Village Style Baby Jackfruit Pickle
Out of all the pickles baby jackfruit pickle is a very simple recipe that most people crave for. The best thing is you can make it very easily and process is less complicated. The taste of the pickle enhances as it matures.
- First remove the rinds of baby jackfruits. Before starting the process apply some lime or lemon juice on your hands, knife, and the cutting board. Lime juice can prevent sticking latex everywhere. Cut baby jackfruit into fine pieces.
- Put all those baby jackfruit pieces into a pan. Add goraka, salt, turmeric powder and enough water and boil them. When boiling it needs to ensure that these baby jackfruits should be left tender only and not fully cooked. Later when we mix them with vinegar they come to the perfect level. After boiling drain excess water and let them cool down.
- Wash and dry out all water from chilies and kochchi and slit them from the middle. If you don’t want this pickle to be spicier add only green chilies.
- When baby jackfruit cools down cut them into thin slices.

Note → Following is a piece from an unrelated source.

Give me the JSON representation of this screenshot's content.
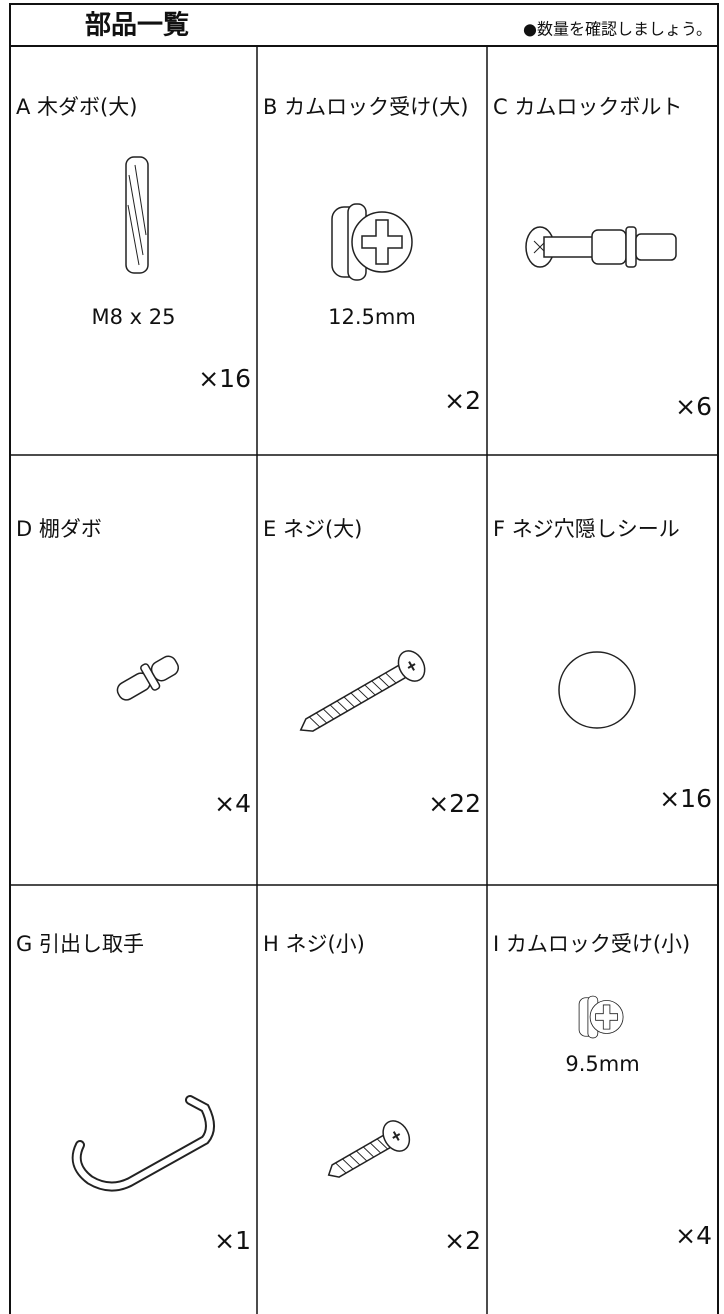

- In a clay pot combine mustard paste, chopped ginger garlic, cinnamon, pepper powder, salt, chili powder and vinegar together.
- Keep this pot on the stove and heat the mixture. When the mixture is well heated add red onions. Before adding red onions clean, wash and drain water and dry them completely.
- After that add all green chilies and kochchi.
- Then add sliced carrots. Carrots also should be water free.
- After that add some sugar. Sugar enhances the flavour of this pickle a lot. If you don’t want to add sugar you can ignore this step.
- Finally add boiled baby jackfruits and mix thoroughly with the vinegar mixture. After combining all the ingredients together get the pot out of the stove.
- When the pickle cools down a bit it can be stored this in a clen dry glass bottle or in a clay pot by tightly covering it.
- The pickle becomes delicious after maturing around 2-3 days.